UTILIZED EXIFTOOL TO AUTOMATICALLY EXTRACT METADATA FROM VIDEOS UPON UPLOADING, WHICH ASSISTS IN CATEGORIZING VIDEOS AND PINPOINTING LOCATIONS
THIS IS OUR DATA ArChiving Platform.
LEVERAGED MACHINE LEARNING TO AUTOMATICALLY BLUR THE FACES OF INDIVIDUALS IN IMAGES AND VIDEOS PRIOR TO ARCHIVING, EFFECTIVELY PROTECTING PRIVACY.
face blur technique
Gaussian Blur: Applies a fuzzy effect by smudging details with a kernel size that determines the smoothness level.
Pixelation: Converts the region into large, block-like pixels, mimicking a low-resolution image. Increasing pixel size merges more pixels into an averaged block, reducing detail and complicating original image reconstruction.
Random-sized Pixelation: Introduces variability by randomizing the pixelation grid size.
Pixel Scrambling: Randomizes pixel positions within the face region, thoroughly disrupting structural information
Superpixel Blurring:
Break the area into small groups called superpixels (formed based on both color and spatial proximity using the SLIC algorithm).
Make each group a single color based on the average color within that group. This simplifies the details and blurs the image.
The area still looks similar but the details are blurred out, making it harder to recognize specific features.
AUTOMATED FACE DETECTION
Process: Detects faces using machine learning, applies blurring techniques, and replaces detected face regions with their blurred counterparts.
Videos: Processes each video frame as an individual image, applies face blurring, and then reassembles the frames into a single video.
Model: YOLOv8 for Face Detection
Generates bounding boxes around each detected face.
Trained on the WIDER FACE dataset, which tests face detection algorithms under challenging conditions.
Performs fast and accurate face detection but struggles with faces that are really far away.
SECURITY
Since one of our main goals is to apply secure face blurring without compromising content integrity, superpixel blurring has proven to be the most effective method so far.

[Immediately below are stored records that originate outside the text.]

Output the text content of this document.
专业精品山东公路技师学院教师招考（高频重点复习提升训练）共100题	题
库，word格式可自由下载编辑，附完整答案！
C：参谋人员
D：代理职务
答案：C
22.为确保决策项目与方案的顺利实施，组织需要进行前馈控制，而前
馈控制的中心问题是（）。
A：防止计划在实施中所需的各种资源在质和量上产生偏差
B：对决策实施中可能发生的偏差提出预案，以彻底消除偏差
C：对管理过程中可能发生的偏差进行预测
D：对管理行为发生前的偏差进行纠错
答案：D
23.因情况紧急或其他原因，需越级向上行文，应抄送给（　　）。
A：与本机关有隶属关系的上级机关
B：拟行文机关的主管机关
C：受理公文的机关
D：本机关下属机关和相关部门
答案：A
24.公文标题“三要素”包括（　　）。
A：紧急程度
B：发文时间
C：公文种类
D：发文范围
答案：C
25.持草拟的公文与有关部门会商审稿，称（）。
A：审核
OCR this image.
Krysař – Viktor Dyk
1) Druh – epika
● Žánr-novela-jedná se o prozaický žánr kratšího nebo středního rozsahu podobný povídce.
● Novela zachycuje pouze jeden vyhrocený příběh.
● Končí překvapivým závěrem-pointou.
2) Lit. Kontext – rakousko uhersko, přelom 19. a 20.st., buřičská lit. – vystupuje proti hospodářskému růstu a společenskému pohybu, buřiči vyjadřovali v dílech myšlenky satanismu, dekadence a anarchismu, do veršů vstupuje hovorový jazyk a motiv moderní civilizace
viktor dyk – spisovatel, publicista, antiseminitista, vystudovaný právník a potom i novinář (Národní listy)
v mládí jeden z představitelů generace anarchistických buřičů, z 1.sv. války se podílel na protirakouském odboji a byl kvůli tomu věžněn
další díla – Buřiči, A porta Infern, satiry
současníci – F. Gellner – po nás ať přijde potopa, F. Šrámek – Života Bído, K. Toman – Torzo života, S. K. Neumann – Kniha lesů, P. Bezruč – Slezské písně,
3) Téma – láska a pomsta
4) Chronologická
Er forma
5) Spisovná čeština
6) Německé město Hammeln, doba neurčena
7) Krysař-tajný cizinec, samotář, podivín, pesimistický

Moving forward, we plan to rigorously test the security of various face blurring techniques. This will include evaluating their resistance to sophisticated image reconstruction methods and assessing their performance in realistic scenarios to ensure they meet our privacy standards. We are also interested in exploring more advanced techniques for face blurring that can provide even better security while ensuring non-invasive blurring effects.
Overall, this is an ongoing project, and there is a vast landscape of techniques and methodologies we can explore, test, and develop further.